Safety (qualitative; no magnitude). first-infusion acute-phase reaction and transient hypocalcaemia signals (qualitative; no magnitude); osteonecrosis-of-jaw and atypical-femur concerns with prolonged use; paediatric administration at specialist centres; zoledronic acid is an interchangeable aminobisphosphonate
Falsifier.
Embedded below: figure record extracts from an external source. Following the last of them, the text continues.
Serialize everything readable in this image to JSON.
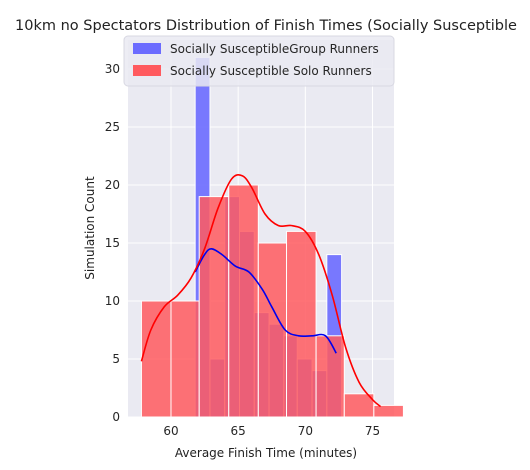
{
  "chart_data": {
    "type": "bar",
    "title": "10km no Spectators Distribution of Finish Times (Socially Susceptible",
    "xlabel": "Average Finish Time (minutes)",
    "ylabel": "Simulation Count",
    "xlim": [
      56.8,
      76.6
    ],
    "ylim": [
      0,
      32.5
    ],
    "xticks": [
      60,
      65,
      70,
      75
    ],
    "yticks": [
      0,
      5,
      10,
      15,
      20,
      25,
      30
    ],
    "grid": true,
    "legend_position": "top",
    "series": [
      {
        "name": "Socially SusceptibleGroup Runners",
        "color": "#6b6bff",
        "bins": [
          {
            "x0": 61.8,
            "x1": 62.9,
            "count": 31
          },
          {
            "x0": 62.9,
            "x1": 64.0,
            "count": 5
          },
          {
            "x0": 64.0,
            "x1": 65.1,
            "count": 19
          },
          {
            "x0": 65.1,
            "x1": 66.2,
            "count": 16
          },
          {
            "x0": 66.2,
            "x1": 67.3,
            "count": 9
          },
          {
            "x0": 67.3,
            "x1": 68.4,
            "count": 8
          },
          {
            "x0": 68.4,
            "x1": 69.4,
            "count": 7
          },
          {
            "x0": 69.4,
            "x1": 70.5,
            "count": 5
          },
          {
            "x0": 70.5,
            "x1": 71.6,
            "count": 4
          },
          {
            "x0": 71.6,
            "x1": 72.7,
            "count": 14
          }
        ],
        "kde_line": {
          "x": [
            61.8,
            62.5,
            63.0,
            63.8,
            64.8,
            65.8,
            66.8,
            67.5,
            68.5,
            69.5,
            70.5,
            71.5,
            72.3
          ],
          "y": [
            12.5,
            14.0,
            14.5,
            14.0,
            13.0,
            12.5,
            11.0,
            9.5,
            7.5,
            7.0,
            7.0,
            7.0,
            5.5
          ]
        }
      },
      {
        "name": "Socially Susceptible Solo Runners",
        "color": "#ff5a5f",
        "bins": [
          {
            "x0": 57.8,
            "x1": 60.0,
            "count": 10
          },
          {
            "x0": 60.0,
            "x1": 62.1,
            "count": 10
          },
          {
            "x0": 62.1,
            "x1": 64.3,
            "count": 19
          },
          {
            "x0": 64.3,
            "x1": 66.5,
            "count": 20
          },
          {
            "x0": 66.5,
            "x1": 68.6,
            "count": 15
          },
          {
            "x0": 68.6,
            "x1": 70.8,
            "count": 16
          },
          {
            "x0": 70.8,
            "x1": 72.9,
            "count": 7
          },
          {
            "x0": 72.9,
            "x1": 75.1,
            "count": 2
          },
          {
            "x0": 75.1,
            "x1": 77.3,
            "count": 1
          }
        ],
        "kde_line": {
          "x": [
            57.8,
            58.5,
            59.5,
            60.5,
            61.5,
            62.5,
            63.5,
            64.5,
            65.3,
            66.0,
            67.0,
            68.0,
            69.0,
            70.0,
            71.0,
            72.0,
            73.0,
            74.0,
            75.0,
            75.6
          ],
          "y": [
            4.8,
            7.5,
            9.5,
            10.5,
            12.0,
            14.5,
            18.0,
            20.5,
            20.8,
            19.8,
            17.5,
            16.5,
            16.5,
            16.0,
            14.0,
            10.5,
            6.0,
            3.0,
            1.5,
            0.9
          ]
        }
      }
    ]
  }
}
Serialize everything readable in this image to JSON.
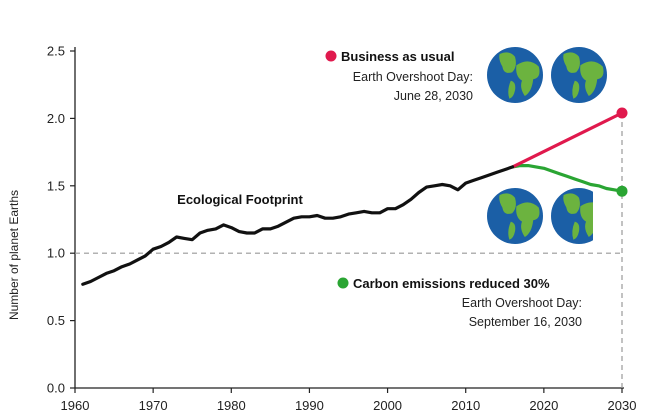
{
  "chart_data": {
    "type": "line",
    "ylabel": "Number of planet Earths",
    "xlim": [
      1960,
      2030
    ],
    "ylim": [
      0,
      2.5
    ],
    "x_ticks": [
      "1960",
      "1970",
      "1980",
      "1990",
      "2000",
      "2010",
      "2020",
      "2030"
    ],
    "y_ticks": [
      "0.0",
      "0.5",
      "1.0",
      "1.5",
      "2.0",
      "2.5"
    ],
    "reference_line": 1.0,
    "grid": false,
    "series": [
      {
        "name": "Ecological Footprint",
        "color": "#111111",
        "x": [
          1961,
          1962,
          1963,
          1964,
          1965,
          1966,
          1967,
          1968,
          1969,
          1970,
          1971,
          1972,
          1973,
          1974,
          1975,
          1976,
          1977,
          1978,
          1979,
          1980,
          1981,
          1982,
          1983,
          1984,
          1985,
          1986,
          1987,
          1988,
          1989,
          1990,
          1991,
          1992,
          1993,
          1994,
          1995,
          1996,
          1997,
          1998,
          1999,
          2000,
          2001,
          2002,
          2003,
          2004,
          2005,
          2006,
          2007,
          2008,
          2009,
          2010,
          2011,
          2012,
          2013,
          2014,
          2015,
          2016
        ],
        "values": [
          0.77,
          0.79,
          0.82,
          0.85,
          0.87,
          0.9,
          0.92,
          0.95,
          0.98,
          1.03,
          1.05,
          1.08,
          1.12,
          1.11,
          1.1,
          1.15,
          1.17,
          1.18,
          1.21,
          1.19,
          1.16,
          1.15,
          1.15,
          1.18,
          1.18,
          1.2,
          1.23,
          1.26,
          1.27,
          1.27,
          1.28,
          1.26,
          1.26,
          1.27,
          1.29,
          1.3,
          1.31,
          1.3,
          1.3,
          1.33,
          1.33,
          1.36,
          1.4,
          1.45,
          1.49,
          1.5,
          1.51,
          1.5,
          1.47,
          1.52,
          1.54,
          1.56,
          1.58,
          1.6,
          1.62,
          1.64
        ]
      },
      {
        "name": "Business as usual",
        "color": "#e0194d",
        "x": [
          2016,
          2030
        ],
        "values": [
          1.64,
          2.04
        ]
      },
      {
        "name": "Carbon emissions reduced 30%",
        "color": "#2aa533",
        "x": [
          2016,
          2017,
          2018,
          2019,
          2020,
          2021,
          2022,
          2023,
          2024,
          2025,
          2026,
          2027,
          2028,
          2029,
          2030
        ],
        "values": [
          1.64,
          1.65,
          1.65,
          1.64,
          1.63,
          1.61,
          1.59,
          1.57,
          1.55,
          1.53,
          1.51,
          1.5,
          1.48,
          1.47,
          1.46
        ]
      }
    ],
    "annotations": {
      "footprint_label": "Ecological Footprint",
      "business": {
        "title": "Business as usual",
        "line1": "Earth Overshoot Day:",
        "line2": "June 28, 2030",
        "earths": 2
      },
      "reduced": {
        "title": "Carbon emissions reduced 30%",
        "line1": "Earth Overshoot Day:",
        "line2": "September 16, 2030",
        "earths": 1.75
      }
    }
  }
}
If pamidronate (a gene-specific decrease agent) clearing/opposing the accumulating load does NOT relieve the DOWN [F] disease branch in a COL1A1 model, the h-restore(clear) direction is refuted for pamidronate here.
Source: Glorieux 1998 NEJM 339:947 (cyclic intravenous pamidronate in severe osteogenesis imperfecta)
⚠ Mechanism-direction only — do not self-administer; no dose (unvalidated; set by a physician / national authority); not an approved use.
Evidence & provenance
What is reproduced vs. cited for this page.
element
grade
basis
R19 switch & cusp geometry (this page)
[V] verified
emerged from measured promoter γ of COL1A1; deterministic, 2×sha256 identical
corrective direction
[F] forced
forced by the cusp sign; falsifiable (see lever falsifiers)
mapped agents / leads
[O] open
direction-concordance only; corpus-pinned (2026-06-21); no dose, no efficacy/safety magnitude
Reading the agent column. VALIDATION SIGNAL -- the agent is already approved / established standard for this disease, so the direction logic recovered known clinical practice. Not a new claim by this kit. GENUINE HYPOTHESIS -- no approved indication for this disease; the direction match is a direction-only, untested [O] lead. Basis field grades the evidence (investigational here / in a related condition / off-label / speculative).